The running averager processor may be adapted to process the serial bit stream representation of the analog input signal to produce a parallel representation of the running average of the bitstream.
Preferably, the multi bit modulated squarer processor is adapted to calculate the square of the running average by modulating the average by the serial pulse density modulated bitstream representation of the analog input signal to obtain a multi bit representation of the analog input signal squared, and integrate the square over the period of the input signal or a suitable timer period to derive a parallel binary representation of the mean square value of the analog input signal.
The stochastic square root processor may include:
a) an up down counter having incrementing and decrementing inputs, and an output, and being adapted to receive the random pulse density modulated bitstream at the incrementing input, the output signal of the counter being converted by a randomizer to an output random pulse density modulated bitstream,
b) a feedback circuit, the output bitstream being further modified by the feedback circuit to provide a decrementing input to the counter, the feedback circuit comprising:
i) a decorrelator to decorrelate the output bitstream; and,
ii) means to feed back the boolean product of the output bitstream and the decorrelated bitstream (obtaining a squared representation of output value of the counter) to the decrementing input of the counter,
the output signal of the counter representing the square root of the mean square input, thereby producing a parametric signal which corresponds to the root mean square value of the analog input signal.

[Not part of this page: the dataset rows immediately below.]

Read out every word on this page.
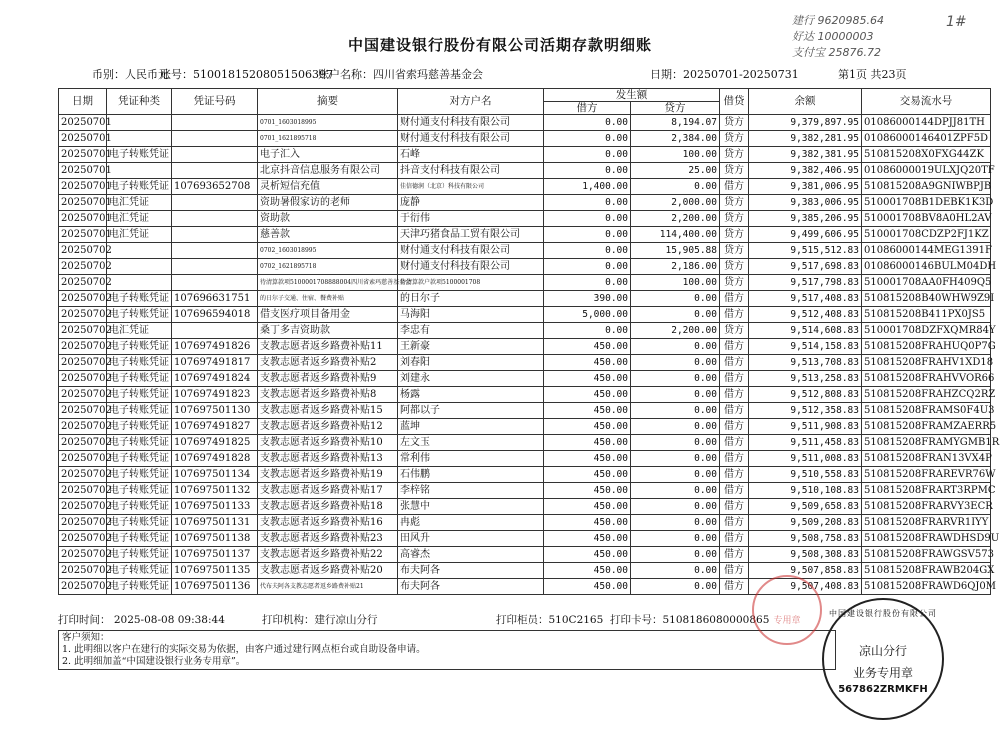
中国建设银行股份有限公司活期存款明细账
建行 9620985.64
好达 10000003
支付宝 25876.72
1#
币别：人民币元
账号：51001815208051506397
账户名称：四川省索玛慈善基金会	日期：20250701-20250731	第1页 共23页
日期	凭证种类	凭证号码	摘要	对方户名	发生额		借贷	余额	交易流水号
					借方	贷方			
20250701			0701_1603018995	财付通支付科技有限公司	0.00	8,194.07	贷方	9,379,897.95	01086000144DPJJ81TH
20250701			0701_1621895718	财付通支付科技有限公司	0.00	2,384.00	贷方	9,382,281.95	01086000146401ZPF5D
20250701	电子转账凭证		电子汇入	石峰	0.00	100.00	贷方	9,382,381.95	510815208X0FXG44ZK
20250701			北京抖音信息服务有限公司	抖音支付科技有限公司	0.00	25.00	贷方	9,382,406.95	01086000019ULXJQ20TF
20250701	电子转账凭证	107693652708	灵析短信充值	佳信德润（北京）科技有限公司	1,400.00	0.00	借方	9,381,006.95	510815208A9GNIWBPJB
20250701	电汇凭证		资助暑假家访的老师	庞静	0.00	2,000.00	贷方	9,383,006.95	510001708B1DEBK1K3D
20250701	电汇凭证		资助款	于衍伟	0.00	2,200.00	贷方	9,385,206.95	510001708BV8A0HL2AV
20250701	电汇凭证		慈善款	天津巧猪食品工贸有限公司	0.00	114,400.00	贷方	9,499,606.95	510001708CDZP2FJ1KZ
20250702			0702_1603018995	财付通支付科技有限公司	0.00	15,905.88	贷方	9,515,512.83	01086000144MEG1391F
20250702			0702_1621895718	财付通支付科技有限公司	0.00	2,186.00	贷方	9,517,698.83	01086000146BULM04DH
20250702			待清算款项5100001708888004四川省索玛慈善基金会	待清算款户款项5100001708	0.00	100.00	贷方	9,517,798.83	510001708AA0FH409Q5
20250702	电子转账凭证	107696631751	的日尔子交通、住宿、餐费补贴	的日尔子	390.00	0.00	借方	9,517,408.83	510815208B40WHW9Z9I
20250702	电子转账凭证	107696594018	借支医疗项目备用金	马海阳	5,000.00	0.00	借方	9,512,408.83	510815208B411PX0JS5
20250702	电汇凭证		桑丁多吉资助款	李忠有	0.00	2,200.00	贷方	9,514,608.83	510001708DZFXQMR84Y
20250702	电子转账凭证	107697491826	支教志愿者返乡路费补贴11	王新豪	450.00	0.00	借方	9,514,158.83	510815208FRAHUQ0P7G
20250702	电子转账凭证	107697491817	支教志愿者返乡路费补贴2	刘春阳	450.00	0.00	借方	9,513,708.83	510815208FRAHV1XD18
20250702	电子转账凭证	107697491824	支教志愿者返乡路费补贴9	刘建永	450.00	0.00	借方	9,513,258.83	510815208FRAHVVOR66
20250702	电子转账凭证	107697491823	支教志愿者返乡路费补贴8	杨露	450.00	0.00	借方	9,512,808.83	510815208FRAHZCQ2RZ
20250702	电子转账凭证	107697501130	支教志愿者返乡路费补贴15	阿都以子	450.00	0.00	借方	9,512,358.83	510815208FRAMS0F4U3
20250702	电子转账凭证	107697491827	支教志愿者返乡路费补贴12	蓝坤	450.00	0.00	借方	9,511,908.83	510815208FRAMZAERR5
20250702	电子转账凭证	107697491825	支教志愿者返乡路费补贴10	左文玉	450.00	0.00	借方	9,511,458.83	510815208FRAMYGMB1R
20250702	电子转账凭证	107697491828	支教志愿者返乡路费补贴13	常利伟	450.00	0.00	借方	9,511,008.83	510815208FRAN13VX4P
20250702	电子转账凭证	107697501134	支教志愿者返乡路费补贴19	石伟鹏	450.00	0.00	借方	9,510,558.83	510815208FRAREVR76W
20250702	电子转账凭证	107697501132	支教志愿者返乡路费补贴17	李梓铭	450.00	0.00	借方	9,510,108.83	510815208FRART3RPMC
20250702	电子转账凭证	107697501133	支教志愿者返乡路费补贴18	张慧中	450.00	0.00	借方	9,509,658.83	510815208FRARVY3ECR
20250702	电子转账凭证	107697501131	支教志愿者返乡路费补贴16	冉彪	450.00	0.00	借方	9,509,208.83	510815208FRARVR1IYY
20250702	电子转账凭证	107697501138	支教志愿者返乡路费补贴23	田风升	450.00	0.00	借方	9,508,758.83	510815208FRAWDHSD9U
20250702	电子转账凭证	107697501137	支教志愿者返乡路费补贴22	高睿杰	450.00	0.00	借方	9,508,308.83	510815208FRAWGSV573
20250702	电子转账凭证	107697501135	支教志愿者返乡路费补贴20	布夫阿各	450.00	0.00	借方	9,507,858.83	510815208FRAWB204GX
20250702	电子转账凭证	107697501136	代布夫阿各支教志愿者返乡路费补贴21	布夫阿各	450.00	0.00	借方	9,507,408.83	510815208FRAWD6QJ0M
打印时间： 2025-08-08 09:38:44	打印机构：建行凉山分行	打印柜员：510C2165 打印卡号：5108186080000865
客户须知：
1. 此明细以客户在建行的实际交易为依据，由客户通过建行网点柜台或自助设备申请。
2. 此明细加盖“中国建设银行业务专用章”。
专用章
中国建设银行股份有限公司
凉山分行
业务专用章
567862ZRMKFH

The supervisory circuit may further include a threshold status apparatus adapted to respond to a signal derived by a processor of the supervisory circuit to produce a threshold status output when the signal is within a preselected range of values. The threshold status apparatus may preferably be adapted to respond to the signal when the signal is within any of acceptable, unacceptable, or marginal range of conditions.
The threshold status apparatus may be adapted to respond to the root mean square value output of the supervisory circuit, or the output signal of any of the processors of the supervisory circuit may be made available externally.
Another aspect of the invention provides a power supply which includes a power convertor for converting an input into a regulated output, and a supervisory circuit for supervising the power convertor. The power convertor is governed by the supervisory circuit, the supervisory circuit providing an output control signal to the power convertor which is derived from stochastic processing of an analog input signal corresponding to the input to the power supply.